DXY Melanjutkan Kenaikan Ke Kisaran 104.00 Menjelang Data GDP AS

Meskipun belum menunjukkan adanya tanda-tanda positif terkait kesepakatan plafon hutang, Ketua DPR AS Kevin McCarthy masih menegaskan optimismenya bahwa kesepakatan dapat tercapai sebelum Juni, walaupun lembaga Fitch Ratings menempatkan peringkat kredit AAA dalam pengawasan untuk AS, yang mana hal ini justru memperbesar kekhawatiran di kalangan pelaku pasar global.

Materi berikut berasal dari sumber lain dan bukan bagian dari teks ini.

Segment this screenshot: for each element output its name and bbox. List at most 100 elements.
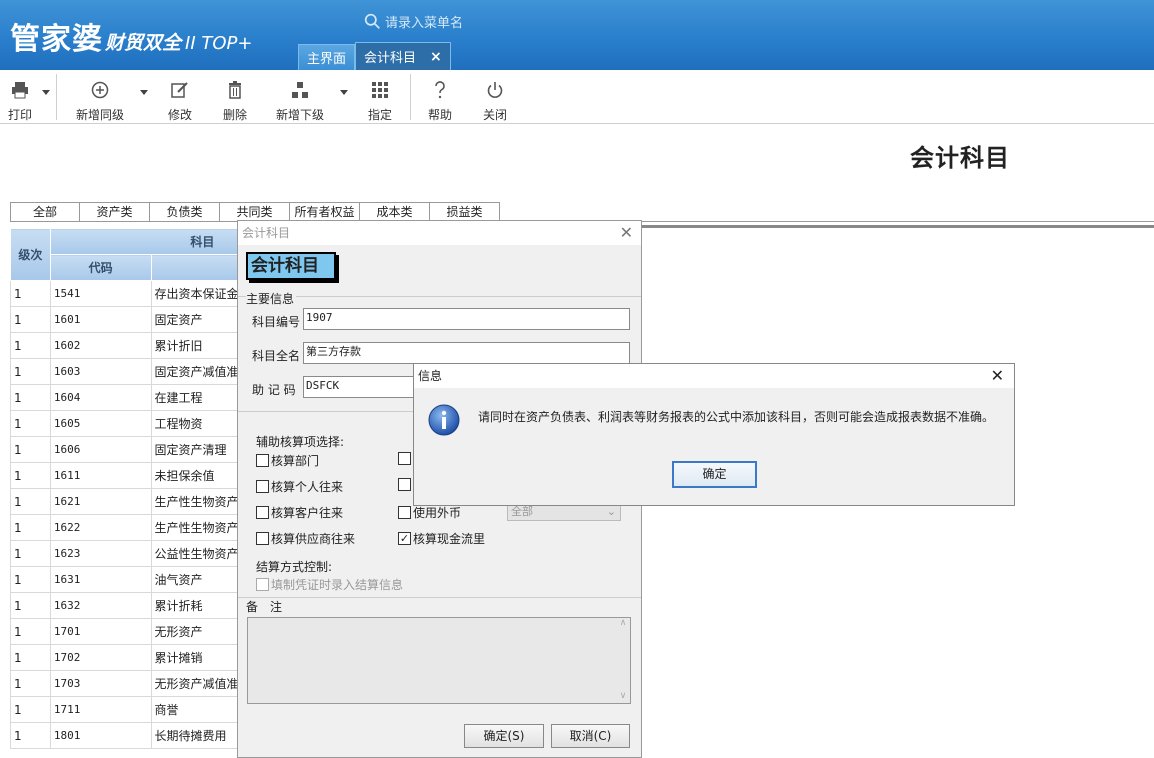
checkbox-box[interactable]: [398, 452, 411, 465]
print-dropdown-icon[interactable]: [42, 90, 50, 95]
checkbox-box[interactable]: [256, 454, 269, 467]
add-child-button[interactable]: 新增下级: [274, 78, 326, 123]
close-icon[interactable]: ✕: [620, 221, 633, 245]
dept-checkbox[interactable]: 核算部门: [256, 452, 319, 469]
message-ok-button[interactable]: 确定: [672, 461, 757, 488]
customer-checkbox[interactable]: 核算客户往来: [256, 504, 343, 521]
checkbox-box[interactable]: [256, 506, 269, 519]
cell-code: 1622: [49, 514, 152, 541]
tab-profit-loss[interactable]: 损益类: [430, 202, 500, 222]
cell-level: 1: [10, 644, 51, 671]
cell-level: 1: [10, 618, 51, 645]
cell-level: 1: [10, 436, 51, 463]
divider: [238, 296, 641, 297]
checkbox-box[interactable]: [256, 480, 269, 493]
cashflow-checkbox[interactable]: ✓ 核算现金流里: [398, 530, 485, 547]
hidden-checkbox[interactable]: [398, 478, 411, 491]
assign-label: 指定: [367, 108, 392, 122]
cell-level: 1: [10, 332, 51, 359]
cell-level: 1: [10, 410, 51, 437]
dept-checkbox-label: 核算部门: [271, 454, 320, 468]
memo-textarea[interactable]: ∧ ∨: [247, 617, 631, 704]
settlement-checkbox: 填制凭证时录入结算信息: [256, 576, 403, 593]
cell-code: 1711: [49, 696, 152, 723]
foreign-currency-checkbox[interactable]: 使用外币: [398, 504, 461, 521]
checkbox-box[interactable]: [398, 506, 411, 519]
delete-button[interactable]: 删除: [221, 78, 249, 123]
cashflow-checkbox-label: 核算现金流里: [413, 532, 486, 546]
currency-select-value: 全部: [511, 505, 533, 518]
toolbar-divider: [410, 74, 411, 120]
divider: [238, 597, 641, 598]
account-name-input[interactable]: 第三方存款: [303, 342, 630, 364]
tab-accounts[interactable]: 会计科目 ×: [355, 42, 451, 70]
checkbox-box[interactable]: [398, 478, 411, 491]
tab-cost[interactable]: 成本类: [360, 202, 430, 222]
trash-icon: [229, 81, 241, 99]
scrollbar[interactable]: ∧ ∨: [616, 618, 630, 703]
tab-equity[interactable]: 所有者权益: [290, 202, 360, 222]
dialog-titlebar: 会计科目 ✕: [238, 221, 641, 245]
dialog-banner: 会计科目: [246, 252, 336, 280]
edit-label: 修改: [167, 108, 192, 122]
message-text: 请同时在资产负债表、利润表等财务报表的公式中添加该科目，否则可能会造成报表数据不…: [478, 410, 995, 424]
tab-home[interactable]: 主界面: [298, 44, 356, 70]
cell-code: 1623: [49, 540, 152, 567]
page-title: 会计科目: [910, 143, 1010, 172]
supplier-checkbox-label: 核算供应商往来: [271, 532, 356, 546]
plus-circle-icon: [91, 81, 109, 99]
column-header-level[interactable]: 级次: [10, 228, 51, 281]
menu-search-placeholder: 请录入菜单名: [385, 16, 464, 31]
close-button[interactable]: 关闭: [481, 78, 509, 123]
checkbox-box[interactable]: [256, 532, 269, 545]
cell-code: 1541: [49, 280, 152, 307]
checkbox-box: [256, 578, 269, 591]
delete-label: 删除: [222, 108, 247, 122]
edit-button[interactable]: 修改: [166, 78, 194, 123]
scroll-down-icon[interactable]: ∨: [616, 691, 630, 701]
add-child-dropdown-icon[interactable]: [340, 90, 348, 95]
print-label: 打印: [7, 108, 32, 122]
dialog-cancel-button[interactable]: 取消(C): [551, 724, 630, 748]
column-header-code[interactable]: 代码: [49, 254, 152, 281]
cell-code: 1603: [49, 358, 152, 385]
cell-code: 1701: [49, 618, 152, 645]
cell-code: 1611: [49, 462, 152, 489]
question-icon: [435, 81, 445, 99]
account-code-input[interactable]: 1907: [303, 308, 630, 330]
add-same-level-button[interactable]: 新增同级: [74, 78, 126, 123]
logo-main-text: 管家婆: [10, 22, 103, 57]
cell-code: 1631: [49, 566, 152, 593]
cell-code: 1702: [49, 644, 152, 671]
tab-liabilities[interactable]: 负债类: [150, 202, 220, 222]
close-icon[interactable]: ×: [430, 49, 442, 65]
checkbox-box[interactable]: ✓: [398, 532, 411, 545]
settlement-checkbox-label: 填制凭证时录入结算信息: [271, 578, 404, 592]
tab-all[interactable]: 全部: [10, 202, 80, 222]
print-button[interactable]: 打印: [6, 78, 34, 123]
tab-common[interactable]: 共同类: [220, 202, 290, 222]
menu-search[interactable]: 请录入菜单名: [364, 12, 463, 31]
cell-level: 1: [10, 722, 51, 749]
settlement-label: 结算方式控制:: [256, 560, 333, 574]
hidden-checkbox[interactable]: [398, 452, 411, 465]
account-name-label: 科目全名: [252, 349, 301, 363]
dialog-ok-button[interactable]: 确定(S): [464, 724, 544, 748]
tab-assets[interactable]: 资产类: [80, 202, 150, 222]
main-info-label: 主要信息: [246, 290, 297, 307]
person-checkbox[interactable]: 核算个人往来: [256, 478, 343, 495]
category-tabs: 全部 资产类 负债类 共同类 所有者权益 成本类 损益类: [10, 202, 500, 222]
scroll-up-icon[interactable]: ∧: [616, 618, 630, 628]
help-button[interactable]: 帮助: [426, 78, 454, 123]
app-logo: 管家婆 财贸双全 II TOP+: [10, 14, 252, 58]
foreign-currency-label: 使用外币: [413, 506, 462, 520]
supplier-checkbox[interactable]: 核算供应商往来: [256, 530, 355, 547]
assign-button[interactable]: 指定: [366, 78, 394, 123]
grid-icon: [372, 82, 388, 98]
hierarchy-icon: [292, 82, 308, 98]
top-tab-bar: 主界面 会计科目 ×: [298, 42, 451, 70]
add-same-dropdown-icon[interactable]: [140, 90, 148, 95]
cell-level: 1: [10, 384, 51, 411]
close-icon[interactable]: ✕: [991, 364, 1004, 388]
cell-code: 1632: [49, 592, 152, 619]
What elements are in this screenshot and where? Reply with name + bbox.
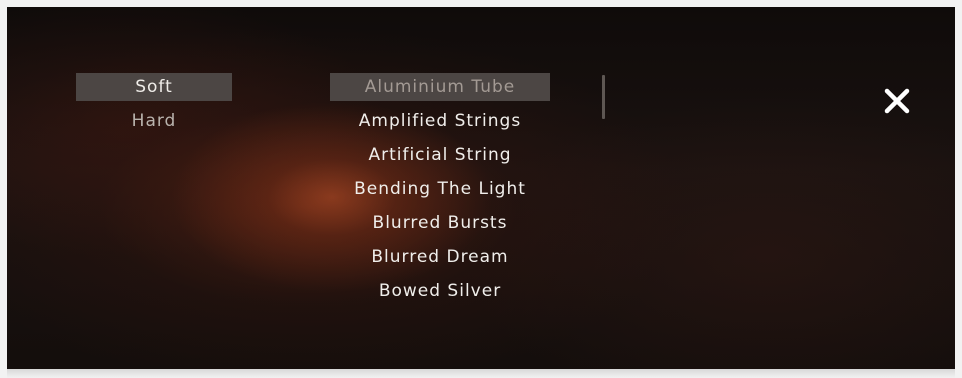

DXY Melanjutkan Kenaikan Ke Kisaran 104.00 Menjelang Data GDP AS

FUNDAMENTAL

Di tengah kondisi negosiasi plafon hutang AS yang masih diliputi oleh ketidakpastian hingga saat ini, pergerakan Indeks Dollar masoh melanjutkan laju kenaikannya dalam empat sesi perdagangannya secara beruntun dan saat ini berada di kisaran 104.00.
Meskipun belum menunjukkan adanya tanda-tanda positif terkait kesepakatan plafon hutang, Ketua DPR AS Kevin McCarthy masih menegaskan optimismenya bahwa kesepakatan dapat tercapai sebelum Juni, walaupun lembaga Fitch Ratings menempatkan peringkat kredit AAA dalam pengawasan untuk AS, yang mana hal ini justru memperbesar kekhawatiran di kalangan pelaku pasar global.
Sementara itu berkurangnya taruhan mengenai The Fed yang mungkin akan menghentikan proses normalisasi di bulan Juni, sepertinya mendapat dukungan dari stabilnya ketahanan dari fundamental AS, terutama di sektor ketenagakerjaan dan harga, di tengah kondisi reli yang dialami oleh Indeks Dollar dan imbal hasil obligasi AS.

TEKNIKAL

Indeks Dollar masih mengkonfirmasi pergerakan naikknya di sesi perdagangan waktu Eropa hari ini, yang mana hal ini dapat terlihat dari pergerakan DXY yang masih tetap di jalur kenaikannya dalam Bullish Regression Pattern di timeframe H4 saat ini.
Pembentukan Lower Low Level dan Higher High Level semakin memperkuat adanya pergerakan naik dari Indeks Dollar pada saat hari ini, yang diperkuat oleh sinyal Alligator dan juga garis sinyal SMA 200 yang masih memberikan dukungan teknikal bagi kenaikan Emas.
Satu lagi dukungan bullish jangka pendek bagi Indeks Dollar datang dari sinyal dalam indikator RSI yang masih memberikan cerminan dukungan naik yang cukup kuat, namun demikian sinyal RSI telah mendekati area Overbought di atas 55%, sehingga membuka peluang adanya pergerakan bearish swing movement.